À toute allure
Lucas Bernard, France, 2024o
Elle est officier de sous-marin nucléaire, lui est steward. Les deux font escale sur une île de Polynésie. Avant de plonger pour 90 jours, elle choisit de s’envoyer en l’air avec le bel inconnu. Sous le charme, celui-ci la suit en cachette dans l'embarcation et plonge avec l'équipage au fond de l'océan. L'opération militaire se transforme en improbable exercice de séduction.

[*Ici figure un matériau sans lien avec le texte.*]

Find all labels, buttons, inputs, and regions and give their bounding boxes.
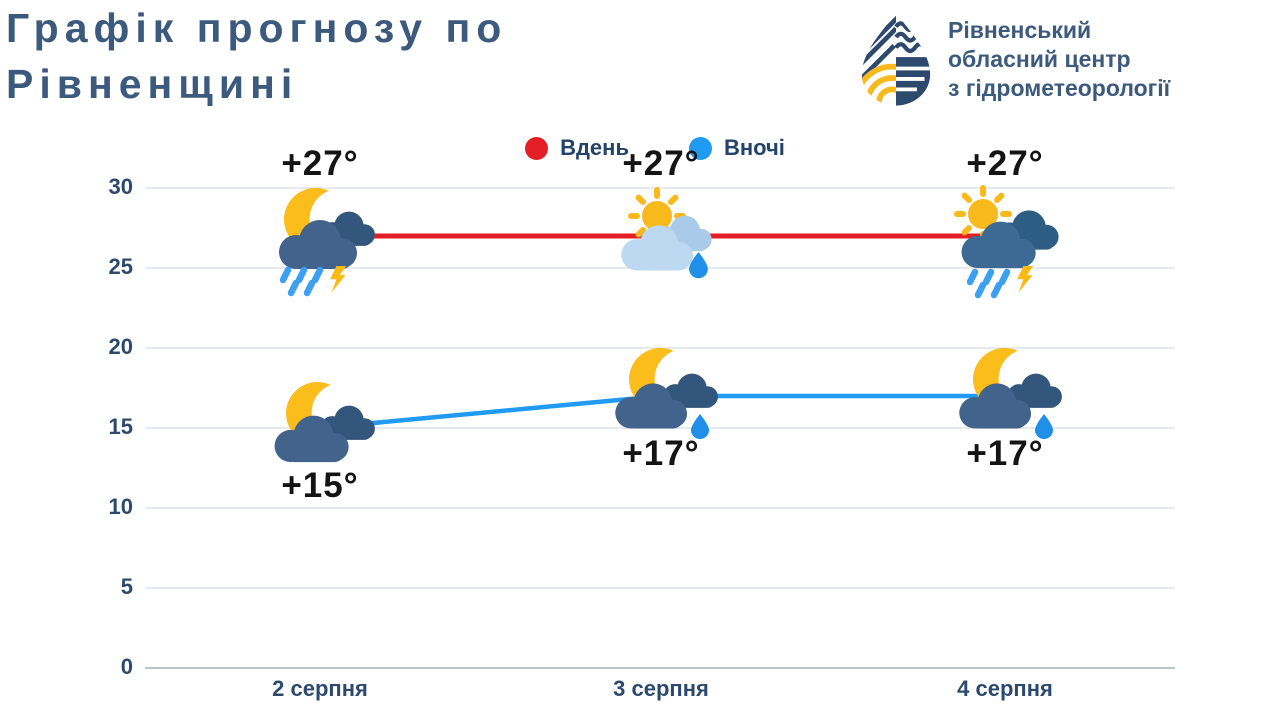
x-tick-label-2: 3 серпня	[613, 676, 709, 701]
y-tick-label-0: 0	[120, 654, 133, 679]
y-tick-label-20: 20	[108, 334, 133, 359]
night-point-aug3: +17°	[605, 348, 718, 473]
night-point-aug2: +15°	[264, 380, 376, 505]
logo-text-line2: обласний центр	[948, 45, 1131, 72]
day-point-aug3: +27°	[605, 144, 717, 292]
logo-text-line1: Рівненський	[948, 16, 1092, 43]
page-title-line1: Графік прогнозу по	[6, 5, 508, 51]
night-temp-aug2: +15°	[281, 466, 359, 505]
y-tick-label-25: 25	[108, 254, 133, 279]
y-tick-label-15: 15	[108, 414, 133, 439]
night-temp-aug4: +17°	[966, 434, 1044, 473]
day-temp-aug2: +27°	[281, 144, 359, 183]
page-title-line2: Рівненщині	[6, 61, 299, 107]
logo-text: Рівненський обласний центр з гідрометеор…	[948, 16, 1170, 103]
gridline-5	[145, 587, 1175, 589]
y-tick-label-10: 10	[108, 494, 133, 519]
weather-icon-moon-cloud-rain-lightning	[279, 188, 375, 292]
page-title: Графік прогнозу по Рівненщині	[6, 0, 507, 112]
x-tick-label-3: 4 серпня	[957, 676, 1053, 701]
legend-night-label: Вночі	[723, 135, 785, 160]
night-temp-aug3: +17°	[622, 434, 700, 473]
gridline-10	[145, 507, 1175, 509]
day-point-aug4: +27°	[949, 144, 1061, 292]
gridline-0	[145, 667, 1175, 669]
day-temp-aug3: +27°	[622, 144, 700, 183]
gridline-20	[145, 347, 1175, 349]
water-drop-logo-icon	[861, 13, 931, 106]
y-tick-label-5: 5	[120, 574, 133, 599]
day-series-marker	[525, 136, 549, 160]
x-tick-label-1: 2 серпня	[272, 676, 368, 701]
day-point-aug2: +27°	[264, 144, 376, 292]
weather-icon-sun-cloud-raindrop	[621, 188, 712, 279]
night-series-marker	[688, 136, 712, 160]
chart-legend: Вдень Вночі	[30, 135, 1280, 161]
night-point-aug4: +17°	[949, 348, 1062, 473]
hydromet-logo: Рівненський обласний центр з гідрометеор…	[858, 10, 1170, 108]
logo-text-line3: з гідрометеорології	[948, 74, 1171, 101]
weather-icon-sun-cloud-rain-lightning	[949, 188, 1059, 292]
y-tick-label-30: 30	[108, 174, 133, 199]
day-temp-aug4: +27°	[966, 144, 1044, 183]
gridline-30	[145, 187, 1175, 189]
legend-day-label: Вдень	[560, 135, 629, 160]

Parfait inconnu, Lucas Bernard se révèle, avec ce deuxième long-métrage, le digne héritier d’Howard Hawks, cinéaste de la vitesse et mélangeur de genres. On retrouve dans À toute allure le goût de l’aventure et le penchant pour l’excentricité du réalisateur de Seuls les anges ont des ailes (1939) et de L’impossible monsieur bébé (1938), remis au goût du jour avec la fraîcheur et l’impertinence qui s’imposent pour réussir une «screwball comedy» digne de ce nom. Bonne nouvelle pour le cinéma, étonnamment passée sous silence à la sortie du film en salles. On se rattrapera ici en faisant l’éloge de cette comédie romantique inventive, brodée autour de la rencontre entre un steward (Pio Marmaï) et une haute gradée de l’armée sous-marine (Eye Haïdara). À la faveur d’une escale en Polynésie, ces deux fortes têtes à la réplique cinglante flirtent autour d’un cocktail sous le regard hébété de leurs collègues respectifs, qui les voient bientôt disparaître dans la cuisine du bar pour prolonger de façon charnelle leur joute verbale. Pressés de jouir, les deux célibataires n’ont même pas le temps de se dévêtir: Madame doit regagner fissa le sous-marin pour sa prochaine expédition. Il leur faudra tout un film pour continuer à se courir après, lui s’infiltrant dans l’embarcation militaire pour donner suite à son désir, elle s’agaçant de sa présence tout comme de l’opération de charme par laquelle il cherche à se mettre l’équipage dans la poche: 86 minutes qui passent à toute allure, au gré de dialogues brillants, de comédien·nes excellent·es (rôles secondaires compris), d’une mise en scène ingénieuse et d’une peinture désopilante de la camaraderie militaire vingt mille lieues sous les mers. Un cocktail aussi réussi que celui offert par le steward au commandant lors de leur première rencontre. Nul doute que Howard Hawks le trouverait à son goût.